Initiative: reconstruire le dialogue interreligieux en République Centrafricaine

Publié le 22 Juin 2015

Initiative: reconstruire le dialogue interreligieux en République Centrafricaine

Par le Frère Emmanuel Dumont, op

Rappel sur la situation en République Centrafricaine depuis 2012

Entre 2012 et 2015, la République centrafricaine a connu une guerre civile meurtrière. Les miliciens Seleka, musulmans à majorité, ont pris le pouvoir et multiplié des violences arbitraires anti chrétiennes. L’Etat ne pouvant assurer leur sécurité, une partie de la population non-musulmane s’est vu obligée de mettre sur pieds des groupes d’auto-défense : les anti-balakas. Les massacres se répondent les uns contre les autres et en trois ans, plusieurs milliers de personnes sont assassinées ou violentées et plusieurs centaines de milliers fuient l’insécurité. Le conflit a beau être identifié comme artificiel et partisan par beaucoup, les violences, incontrôlables, restent étiquetées religieusement : l’appartenance religieuse devient alors une solidarité tacite avec des meurtriers.

Initiative: reconstruire le dialogue interreligieux en République Centrafricaine

Initiatives des frères dominicains en République Centrafricaine

Les frères dominicains de Centrafrique, arrivés juste au début des conflits, ont subi ces violences en première ligne. Depuis, ils soutiennent les populations locales par l’enseignement, la prédication et l’assistance. Et aujourd’hui, alors que beaucoup de frères ont eu des membres de leurs familles assassinés, ils essaient de reconstruire la paix. Leur diagnostic est le suivant : La méfiance est à la base de la violence. Reconstruire la paix passe par la reconstruction de la confiance. Cela se fait à plusieurs niveaux.

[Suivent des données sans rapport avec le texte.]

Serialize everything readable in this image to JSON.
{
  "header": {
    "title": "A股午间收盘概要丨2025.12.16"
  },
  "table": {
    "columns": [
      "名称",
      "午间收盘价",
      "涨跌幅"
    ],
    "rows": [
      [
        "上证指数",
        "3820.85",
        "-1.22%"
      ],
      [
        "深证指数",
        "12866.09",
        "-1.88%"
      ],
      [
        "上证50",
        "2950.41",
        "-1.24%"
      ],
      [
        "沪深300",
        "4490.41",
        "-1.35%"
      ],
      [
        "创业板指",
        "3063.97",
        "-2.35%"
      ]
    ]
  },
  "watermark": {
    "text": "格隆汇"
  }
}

Au niveau des responsables religieux, une commission de dialogue a été créée dès 2012. Elle a d’ailleurs contribué à la négociation des accords de paix. Elle compte 15 représentants des trois confessions catholique, protestante et musulmane. L’archevêque de Bangui, Monseigneur Dieudonné Nzapalainga ainsi que notre frère Justin Ndéma en font partie. La confiance créée ici entre les représentants permet à certaines actions d’être menées ensemble : négociations politiques, libération d’otages, mais aussi distribution d’aide alimentaire et sanitaire aux populations de toutes confessions et prises de positions communes sur l’évolution de la société civile.

Les frères touchent aussi des leaders de quartier, laïcs ou religieux pour les aider à relayer la confiance. Des opérations de sensibilisation sont faites et petit à petit, le message passe : « il faut vivre selon la fraternité et non la politique ». Des opérations concrètes sont menées. Par exemple, en avril 2015 un groupe de jeunes chrétiens du quartier Lakuanga ont pris l’initiative de reconstruire une mosquée détruite par des miliciens. Ces jeunes ont donné de leurs propres moyens pour rétablir la confiance inter communautaire, avant d’être soutenues par des ONG.

Mais de manière générale, c’est le peuple qui a perdu confiance en l’autre : chrétiens et musulmans ne vivaient pratiquement plus ensemble. Chacun s’est réfugié dans des quartiers distincts, chacun entretient le souvenir des atrocités dues à l’autre et « enferme l’autre dans sa peur ». Alors, le frère Justin, avec une sœur combonienne, Elianna Baldi, ont mis au point une émission hebdomadaire sur radio Notre-Dame.

Le but est de faire connaître l’autre, musulman ou chrétien, pour faire baisser la défiance. Ils sillonnent donc Bangui depuis quelques mois pour interroger les uns et les autres, n’hésitant pas à pénétrer dans le dernier quartier musulman de la ville. Qu’ont-ils vécu ? Comment vivent-ils aujourd’hui ?... Et musulmans et chrétiens les écoutent, leurs écrivent, leurs font des suggestions, leurs livrent leurs expériences. L’initiative est humble, mais concrète et constructive. Les freins sont encore nombreux : les souvenirs des atrocités sont vifs, les deuils sont durs, les plus jeunes sont traumatisés, les amitiés interconfessionnelles sont rompues, beaucoup ne veulent plus entendre parler de l’autre et ceux qui dialoguent apparaissent alors comme des traitres. Heureusement, les plus âgés se souviennent de l’époque de la cohabitation pacifique. Et la détermination des volontaires de paix fait gagner du terrain à la confiance.

Aujourd’hui, les frères Dominicains du Vicariat d’Afrique Equatoriale élaborent un projet de création d’un collège avec internat à Bangui. Le terrain est acheté, il reste à monter les partenariats. Ce lieu de sciences et de fraternité pourrait aider à semer les valeurs de la paix dans le cœur de la jeunesse.